Metrosexuals

  1. Janine Melnitz
    Janine Melnitz
    Whether you are using Mark Simpson's definition or the fucking Sex and the City one, if you use it to describe yourself, you are a twit
  2. Revy
    Revy
    agreed
  3. Angry Young Man
    Angry Young Man
    Agreed.
  4. Janine Melnitz
    Janine Melnitz
    Agreed
  5. ÑóẊîöʼn
    ÑóẊîöʼn
    What the fuck is a metrosexual?
  6. Angry Young Man
    Angry Young Man
    It's one of those things people only vaguely understand, and while I am in this category, I hate them!
  7. Honggweilo
    Honggweilo


    lulz
  8. Janine Melnitz
    Janine Melnitz
    If "metrosexuality" were really the abandonment of masculinity people sell it as I would be all for it
  9. Il Medico
    Il Medico
    I don't got anything against Metros. My best freind is a metro fuck!
    Anyways, maybe the don't bother me as much because I am Bi. My gay friends say they fuck with their 'Gay-dar'.
  10. Queercommie Girl
    Queercommie Girl
    On the other hand, don't people have the right to be somewhat "unmanly"? Isn't it also rather "twit" to impose a certain level of so-called "masculinity" (whatever that means) on every single person?
  11. Angry Young Man
    Angry Young Man
    If "metrosexuality" were really the abandonment of masculinity people sell it as I would be all for it
    Listening to the Cure is a better way of dispensing with masculinity as it is understood. It's cheaper. I mean pink t-shirts that cost Harvey Nichols £2 and for which the weaver was paid 30p are expensive.

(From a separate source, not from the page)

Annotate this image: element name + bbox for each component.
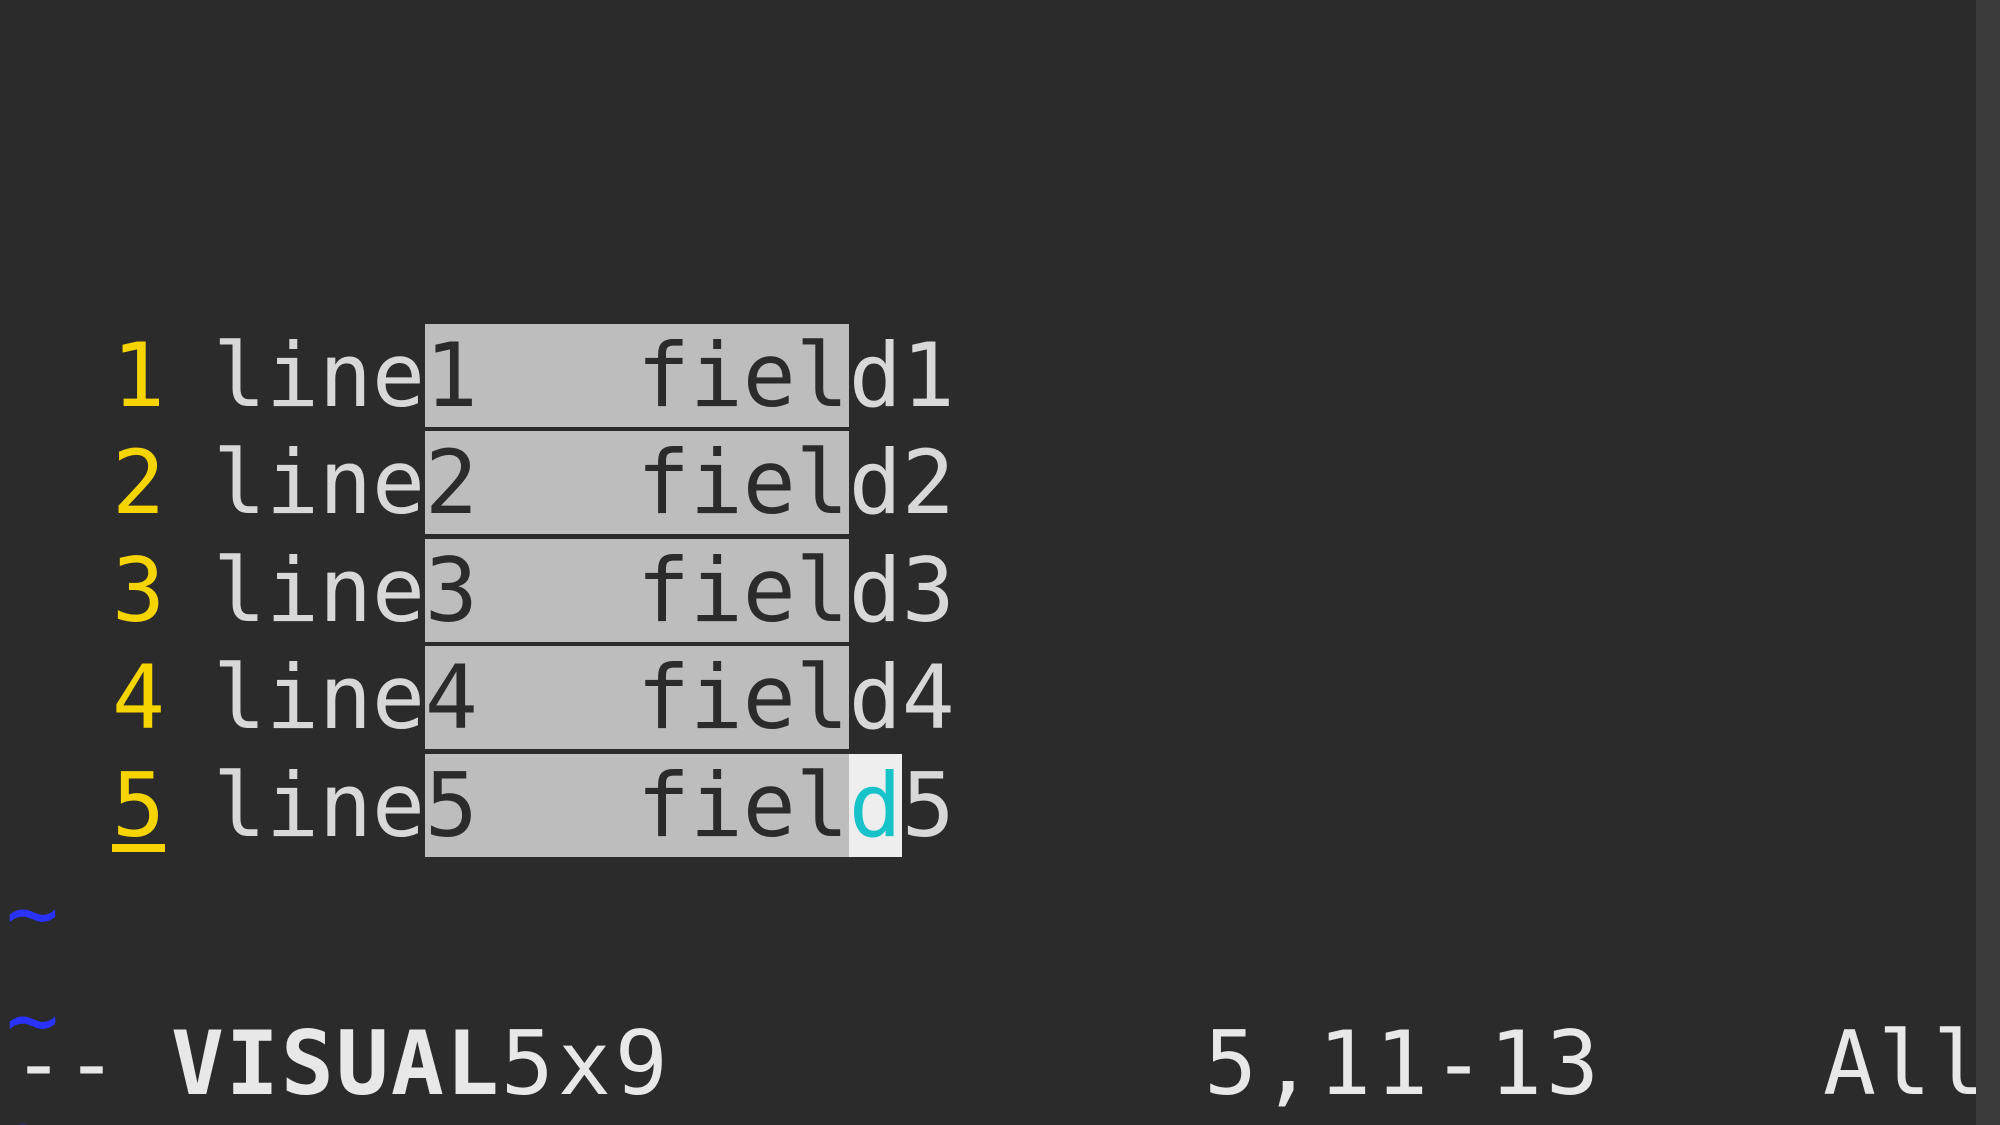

  12. revolutionary_socialist
    revolutionary_socialist
    I don't got anything against Metros. My best freind is a metro fuck!
    Anyways, maybe the don't bother me as much because I am Bi. My gay friends say they fuck with their 'Gay-dar'.
    It fucks with mine, thats for sure!
    the ones around TN are nice enough to be like "I'm not gay", but it is still embarassing.
  13. ericksolvi
    Metros don't abandon their masculinity. They just try and mask it with product. A guy with perfect hair who uses lotion can still be a misogynistic womanizing ass.
    Also I resent them getting all pretty and being off limits. How are you supposed to know who to hit on anymore. I grabbed this guys ass once, he went all white started stuttering and introduced me to his girlfriend. He was dressed like Jack from Will and Grace, he was drinking a Cosmo, how could I have guessed he was straight.
    I'm more butch then a lot of straight guys today. I drink vodka straight, I don't wear accessories, and my shoos cost $40.